The case was brought by Michael Bracy, who worked as a truck driver for Lancaster Foods LLC. When he was hired, Bracy signed a mandatory arbitration agreement, which required that any claim he might make against the company needed to be brought within one year and that the claim would be heard by an arbitrator, not by a jury.
After suffering an on-the-job injury, Bracy and Lancaster disagreed about his work restrictions, and ultimately, Lancaster viewed Bracy’s position as a resignation. Subsequently, Bracy sued Lancaster in state court asserting various employment claims.
Lancaster removed the case to federal district court and sought to dismiss Bracy’s lawsuit and compel arbitration based upon the terms of the arbitration agreement Bracy had signed. Bracy opposed Lancaster’s motion, arguing that the arbitration agreement was unconscionable and could not be enforced because it shortened all applicable statutes of limitation to one year. The district court rejected Bracy’s contention that the arbitration agreement was not enforceable and dismissed Bracy’s suit.
Fourth Circuit Decision
Bracy appealed the district court’s decision to the Fourth Circuit Court of Appeals, which is based in Richmond and whose decisions apply to federal courts not only in Virginia, but in West Virginia, North and South Carolina, and Maryland as well. On appeal, the Fourth Circuit made short shrift of Bracy’s argument that Lancaster’s arbitration agreement could not be enforced because it shortened that statute of limitations for employment claims. Relying upon prior established Fourth Circuit law, the court held that as “a general rule, statutory limitations periods may be shortened by agreement, so long as the limitations period is not unreasonably short,” and as long as the statute at issue does not prohibit contractually shortened statutes of limitations. The appeals court also noted that contractual limitation periods of one year or less have been found to be reasonable. Accordingly, the court affirmed the district court’s dismissal of Bracy’s lawsuit.

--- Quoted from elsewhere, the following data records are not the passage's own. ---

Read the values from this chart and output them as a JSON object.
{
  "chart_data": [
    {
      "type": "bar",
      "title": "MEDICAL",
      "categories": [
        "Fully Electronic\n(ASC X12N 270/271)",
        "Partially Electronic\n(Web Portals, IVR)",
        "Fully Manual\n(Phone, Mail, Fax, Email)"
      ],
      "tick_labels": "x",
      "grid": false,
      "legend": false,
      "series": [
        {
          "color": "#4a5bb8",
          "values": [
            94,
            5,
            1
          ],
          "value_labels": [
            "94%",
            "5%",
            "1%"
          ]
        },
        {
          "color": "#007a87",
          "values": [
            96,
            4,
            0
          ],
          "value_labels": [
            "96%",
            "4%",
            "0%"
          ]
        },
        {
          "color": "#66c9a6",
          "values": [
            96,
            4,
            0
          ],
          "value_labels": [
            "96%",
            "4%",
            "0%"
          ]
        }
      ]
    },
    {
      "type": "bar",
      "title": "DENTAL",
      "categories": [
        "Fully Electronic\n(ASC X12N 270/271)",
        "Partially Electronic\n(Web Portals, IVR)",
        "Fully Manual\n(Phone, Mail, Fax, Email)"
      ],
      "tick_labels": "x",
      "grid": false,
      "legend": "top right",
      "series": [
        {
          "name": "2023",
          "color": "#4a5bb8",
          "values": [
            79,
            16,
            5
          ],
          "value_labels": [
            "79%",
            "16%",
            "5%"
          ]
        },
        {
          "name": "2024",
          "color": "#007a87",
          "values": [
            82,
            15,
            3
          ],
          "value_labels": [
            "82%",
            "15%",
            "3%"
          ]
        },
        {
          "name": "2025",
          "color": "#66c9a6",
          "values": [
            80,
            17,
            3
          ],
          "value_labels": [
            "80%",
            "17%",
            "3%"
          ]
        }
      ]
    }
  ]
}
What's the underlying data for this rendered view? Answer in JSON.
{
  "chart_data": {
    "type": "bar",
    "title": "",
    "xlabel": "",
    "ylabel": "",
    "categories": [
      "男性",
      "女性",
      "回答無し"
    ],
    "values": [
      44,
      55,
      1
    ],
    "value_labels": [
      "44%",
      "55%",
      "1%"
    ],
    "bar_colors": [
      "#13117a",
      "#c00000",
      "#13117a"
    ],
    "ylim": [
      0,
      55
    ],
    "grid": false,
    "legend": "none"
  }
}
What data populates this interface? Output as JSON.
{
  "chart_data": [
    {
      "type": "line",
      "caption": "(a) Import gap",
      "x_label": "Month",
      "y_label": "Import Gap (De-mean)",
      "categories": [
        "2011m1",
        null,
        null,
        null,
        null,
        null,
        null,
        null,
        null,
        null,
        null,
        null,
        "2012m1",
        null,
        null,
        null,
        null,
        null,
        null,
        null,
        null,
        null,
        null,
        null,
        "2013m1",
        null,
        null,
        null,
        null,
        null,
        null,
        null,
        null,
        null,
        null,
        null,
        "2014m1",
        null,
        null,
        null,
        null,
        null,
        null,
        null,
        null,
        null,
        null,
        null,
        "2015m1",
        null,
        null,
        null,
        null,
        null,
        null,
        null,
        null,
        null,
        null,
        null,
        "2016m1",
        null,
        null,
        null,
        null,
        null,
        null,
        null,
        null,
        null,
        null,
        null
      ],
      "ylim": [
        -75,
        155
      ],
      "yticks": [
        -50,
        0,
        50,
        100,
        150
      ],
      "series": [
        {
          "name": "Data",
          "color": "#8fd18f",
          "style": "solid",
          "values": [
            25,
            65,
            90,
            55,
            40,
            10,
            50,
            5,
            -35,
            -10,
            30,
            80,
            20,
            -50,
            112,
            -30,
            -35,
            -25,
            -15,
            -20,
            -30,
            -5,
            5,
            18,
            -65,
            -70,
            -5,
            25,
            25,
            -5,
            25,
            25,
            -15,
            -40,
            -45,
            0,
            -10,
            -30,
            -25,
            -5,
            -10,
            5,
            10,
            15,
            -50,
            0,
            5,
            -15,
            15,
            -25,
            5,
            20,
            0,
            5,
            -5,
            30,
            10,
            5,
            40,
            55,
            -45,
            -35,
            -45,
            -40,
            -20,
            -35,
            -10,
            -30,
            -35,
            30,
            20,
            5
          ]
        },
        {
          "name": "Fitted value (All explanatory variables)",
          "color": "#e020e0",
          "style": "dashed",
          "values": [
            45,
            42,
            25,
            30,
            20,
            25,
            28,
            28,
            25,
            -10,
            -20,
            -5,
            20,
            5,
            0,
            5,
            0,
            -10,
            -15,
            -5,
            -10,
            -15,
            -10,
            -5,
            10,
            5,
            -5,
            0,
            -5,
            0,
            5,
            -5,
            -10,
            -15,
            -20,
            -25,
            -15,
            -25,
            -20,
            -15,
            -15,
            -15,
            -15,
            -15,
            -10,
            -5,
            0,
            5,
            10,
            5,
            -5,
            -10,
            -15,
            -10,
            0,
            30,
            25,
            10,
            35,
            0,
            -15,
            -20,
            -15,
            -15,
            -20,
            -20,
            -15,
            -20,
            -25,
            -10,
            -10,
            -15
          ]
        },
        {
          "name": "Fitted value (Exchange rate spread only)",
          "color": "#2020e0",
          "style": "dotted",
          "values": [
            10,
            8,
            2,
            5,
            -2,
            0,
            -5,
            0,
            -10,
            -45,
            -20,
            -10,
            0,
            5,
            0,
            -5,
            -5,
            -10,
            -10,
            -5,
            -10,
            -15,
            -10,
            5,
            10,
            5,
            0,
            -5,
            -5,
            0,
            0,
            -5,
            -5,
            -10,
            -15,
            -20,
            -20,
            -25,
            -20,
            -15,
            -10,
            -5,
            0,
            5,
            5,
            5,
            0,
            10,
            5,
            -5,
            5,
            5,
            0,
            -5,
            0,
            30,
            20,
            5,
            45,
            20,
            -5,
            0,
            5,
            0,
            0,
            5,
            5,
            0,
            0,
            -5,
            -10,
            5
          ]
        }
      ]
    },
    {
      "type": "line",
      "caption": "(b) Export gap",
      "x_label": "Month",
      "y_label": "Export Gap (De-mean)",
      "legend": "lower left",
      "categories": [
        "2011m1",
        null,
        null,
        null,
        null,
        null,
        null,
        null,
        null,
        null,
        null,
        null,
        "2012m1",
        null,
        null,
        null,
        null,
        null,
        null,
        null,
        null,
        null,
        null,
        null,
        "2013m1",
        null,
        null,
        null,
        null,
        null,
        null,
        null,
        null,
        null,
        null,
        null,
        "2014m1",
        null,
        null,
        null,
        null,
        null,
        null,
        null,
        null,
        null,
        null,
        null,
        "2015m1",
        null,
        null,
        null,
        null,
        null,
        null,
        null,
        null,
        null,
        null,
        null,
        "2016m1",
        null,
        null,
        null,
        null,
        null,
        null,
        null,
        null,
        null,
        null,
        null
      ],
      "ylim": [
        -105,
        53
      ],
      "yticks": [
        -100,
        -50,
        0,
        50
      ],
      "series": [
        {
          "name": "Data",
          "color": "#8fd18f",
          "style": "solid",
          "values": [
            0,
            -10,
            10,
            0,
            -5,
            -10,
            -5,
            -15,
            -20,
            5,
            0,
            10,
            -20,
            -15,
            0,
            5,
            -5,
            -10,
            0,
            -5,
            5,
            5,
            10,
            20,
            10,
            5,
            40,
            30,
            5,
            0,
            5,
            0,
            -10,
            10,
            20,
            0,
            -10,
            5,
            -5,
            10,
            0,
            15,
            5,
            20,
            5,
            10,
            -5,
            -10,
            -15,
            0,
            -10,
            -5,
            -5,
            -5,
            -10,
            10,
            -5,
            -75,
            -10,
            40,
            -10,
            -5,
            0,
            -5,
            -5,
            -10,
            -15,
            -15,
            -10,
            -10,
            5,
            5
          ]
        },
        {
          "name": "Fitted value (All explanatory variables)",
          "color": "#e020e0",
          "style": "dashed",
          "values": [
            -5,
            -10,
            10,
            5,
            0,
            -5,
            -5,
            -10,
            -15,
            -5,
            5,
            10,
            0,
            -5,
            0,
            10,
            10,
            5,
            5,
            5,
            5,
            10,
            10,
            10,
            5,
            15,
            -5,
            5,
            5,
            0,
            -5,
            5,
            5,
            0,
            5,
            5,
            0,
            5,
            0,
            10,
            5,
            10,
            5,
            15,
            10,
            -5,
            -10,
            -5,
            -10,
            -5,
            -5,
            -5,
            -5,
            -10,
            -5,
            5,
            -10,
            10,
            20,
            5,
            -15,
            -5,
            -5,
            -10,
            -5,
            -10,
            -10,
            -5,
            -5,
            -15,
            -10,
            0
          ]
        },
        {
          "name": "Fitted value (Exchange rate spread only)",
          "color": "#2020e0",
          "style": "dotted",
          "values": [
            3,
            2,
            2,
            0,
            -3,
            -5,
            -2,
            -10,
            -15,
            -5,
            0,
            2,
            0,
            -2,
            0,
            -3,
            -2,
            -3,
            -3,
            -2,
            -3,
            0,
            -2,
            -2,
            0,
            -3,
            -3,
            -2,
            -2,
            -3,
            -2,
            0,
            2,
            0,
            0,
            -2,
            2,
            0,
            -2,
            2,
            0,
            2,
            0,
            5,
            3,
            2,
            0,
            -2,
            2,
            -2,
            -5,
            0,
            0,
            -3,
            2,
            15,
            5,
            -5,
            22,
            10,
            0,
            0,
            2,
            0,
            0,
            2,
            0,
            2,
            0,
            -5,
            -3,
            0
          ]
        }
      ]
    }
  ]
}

Bottom Line: The Fourth Circuit’s decision in Bracy serves to confirm the benefits of having your employees sign mandatory arbitration agreements as a condition of employment. However, those agreements must be properly tailored to ensure that they will pass court muster. Although the Fourth Circuit in Bracy approved an arbitration agreement with a limitation period of one year, the court’s reasoning makes clear that a thirty-day limitation for pursuing a claim, in all likelihood, would render the agreement unconscionable and unenforceable.
Where to draw the line on the statute of limitations as well as other provisions in an arbitration agreement are matters that should be determined based upon consultation with experienced employment counsel. The last thing that any employer wants is to require employees to sign mandatory agreements to arbitrate and, later, find out that those agreements are unenforceable due to an unconscionable provision.